How to use competing desires to create protagonists who feel achingly real and stories that readers can’t put down
The Problem With Single-Minded Characters
Picture this protagonist: Alex wants to save the kingdom. Every decision Alex makes serves this singular goal. No distractions, no doubts, no competing priorities.
Sounds focused and heroic, right?
It’s also incredibly boring.
Here’s why: Real people don’t operate with laser-focused singular desires. We’re bundles of contradictions. We want security and adventure. We crave independence while fearing loneliness. We pursue success while valuing relationships that success might jeopardize.
When characters possess only one driving desire, they feel less like people and more like plot delivery mechanisms—ambulatory goal-seekers moving through scenes toward predetermined outcomes.
But when characters want multiple, incompatible things simultaneously? That’s when fiction mirrors the messy reality of human motivation. That’s when readers stop observing and start identifying.

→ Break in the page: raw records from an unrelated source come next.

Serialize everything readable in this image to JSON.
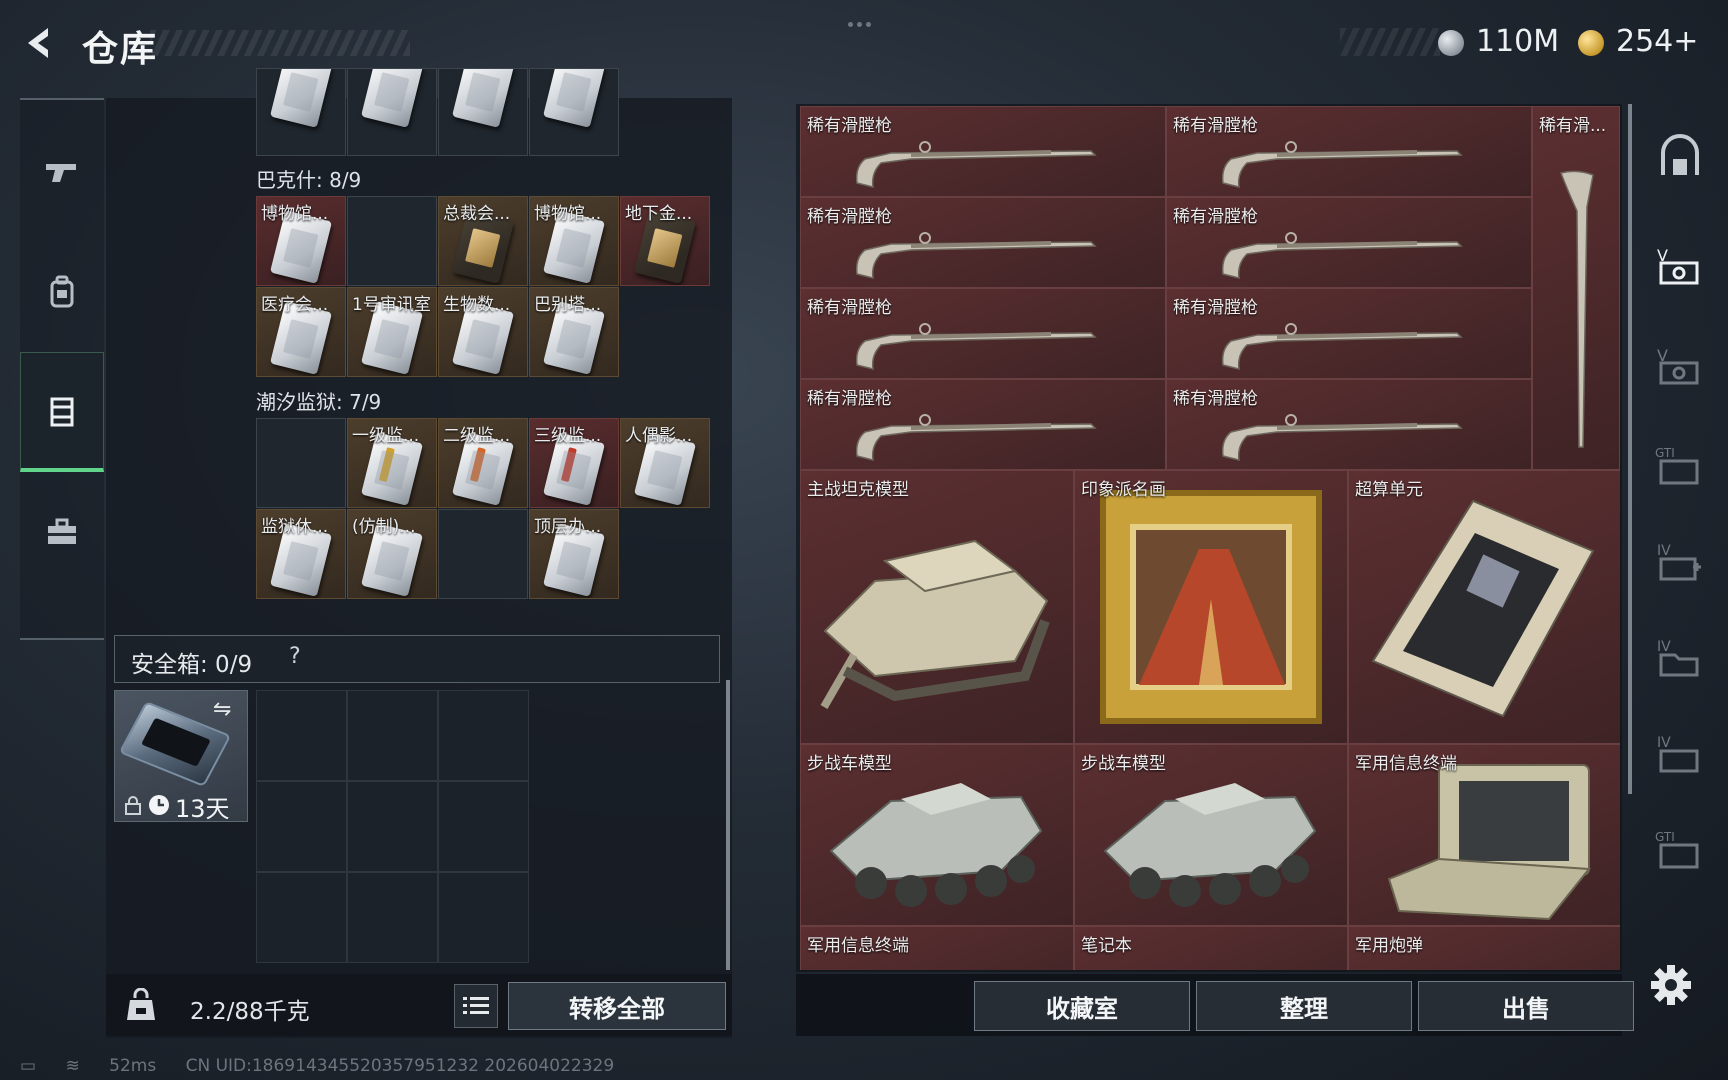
{
  "header": {
    "title": "仓库"
  },
  "currency": {
    "silver_amount": "110M",
    "gold_amount": "254+"
  },
  "left_nav": {
    "items": [
      "weapon",
      "backpack",
      "inventory",
      "toolbox"
    ],
    "active": "inventory"
  },
  "sections": {
    "bakesh": {
      "title": "巴克什: 8/9"
    },
    "tidal_prison": {
      "title": "潮汐监狱: 7/9"
    }
  },
  "top_row_cells": [
    "",
    "",
    "",
    ""
  ],
  "bakesh_cells": [
    {
      "label": "博物馆...",
      "style": "red"
    },
    {
      "label": "",
      "style": "empty"
    },
    {
      "label": "总裁会...",
      "style": "gold"
    },
    {
      "label": "博物馆...",
      "style": "gold"
    },
    {
      "label": "地下金...",
      "style": "red"
    },
    {
      "label": "医疗会...",
      "style": "gold"
    },
    {
      "label": "1号审讯室",
      "style": "gold"
    },
    {
      "label": "生物数...",
      "style": "gold"
    },
    {
      "label": "巴别塔...",
      "style": "gold"
    }
  ],
  "prison_cells": [
    {
      "label": "",
      "style": "empty"
    },
    {
      "label": "一级监...",
      "style": "gold"
    },
    {
      "label": "二级监...",
      "style": "gold"
    },
    {
      "label": "三级监...",
      "style": "red"
    },
    {
      "label": "人偶影...",
      "style": "gold"
    },
    {
      "label": "监狱休...",
      "style": "gold"
    },
    {
      "label": "(仿制)...",
      "style": "gold"
    },
    {
      "label": "",
      "style": "empty"
    },
    {
      "label": "顶层办...",
      "style": "gold"
    }
  ],
  "safe_box": {
    "label": "安全箱: 0/9",
    "help": "?",
    "timer": "13天"
  },
  "weight": {
    "text": "2.2/88千克"
  },
  "actions": {
    "transfer_all": "转移全部"
  },
  "stash": {
    "muskets": [
      "稀有滑膛枪",
      "稀有滑膛枪",
      "稀有滑膛枪",
      "稀有滑膛枪",
      "稀有滑膛枪",
      "稀有滑膛枪",
      "稀有滑膛枪",
      "稀有滑膛枪"
    ],
    "vertical_musket": "稀有滑...",
    "row_big": [
      "主战坦克模型",
      "印象派名画",
      "超算单元"
    ],
    "row_mid": [
      "步战车模型",
      "步战车模型",
      "军用信息终端"
    ],
    "row_bottom": [
      "军用信息终端",
      "笔记本",
      "军用炮弹"
    ]
  },
  "stash_actions": {
    "collection": "收藏室",
    "sort": "整理",
    "sell": "出售"
  },
  "status": {
    "ping": "52ms",
    "uid": "CN UID:186914345520357951232 202604022329"
  },
  "colors": {
    "accent_green": "#5fd48a",
    "item_red": "#5c2f31",
    "item_gold": "#4d3e2c"
  }
}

Recent studies in narrative engagement show that readers rate characters with competing internal desires as 52% more relatable and 68% more memorable than characters with singular motivations. The reason? Internal conflict creates the psychological complexity we recognize from our own lives.
This guide will teach you how to weaponize competing desires to transform flat characters into multidimensional people readers can’t forget.
Understanding the Mechanics of Competing Desires
What Makes Desires “Compete”?
Competing desires aren’t just multiple wants. They’re mutually exclusive or conflicting priorities that force impossible choices.
Not Competing:
- Wants to save the world
- Wants to eat breakfast
These coexist easily. No tension, no choice required.
Competing:
- Wants to save the world
- Wants to keep family safe from the dangers that saving the world entails
Now we have conflict. Pursuing one jeopardizes the other.
The Three Types of Desire Conflicts
Type 1: Goal vs. Goal Character wants two concrete things that can’t coexist
Example: Wants promotion requiring relocation + Wants to stay near aging parent
Type 2: Goal vs. Value Character wants something that conflicts with their principles
Example: Wants financial security + Values honesty (but easy money requires dishonesty)
Type 3: Value vs. Value Character holds two principles that come into conflict
Example: Values loyalty to friends + Values speaking truth (friend asks them to lie)
The most powerful stories often combine all three types, creating layered internal conflict.
Why Single Desires Create Flat Characters
Characters with only one desire are predictable. We always know what they’ll choose because there’s only one thing they care about.
The Predictability Problem:
Single-desire protagonist faces choice:
- Option A: Advances their goal
- Option B: Doesn’t advance their goal
They’ll obviously choose Option A. Every time. No tension, no real choice, no character revelation.
Multiple-desire protagonist faces choice:
- Option A: Advances Goal #1, undermines Goal #2
- Option B: Advances Goal #2, undermines Goal #1
Now we genuinely don’t know what they’ll choose. The decision reveals priorities and creates emotional weight.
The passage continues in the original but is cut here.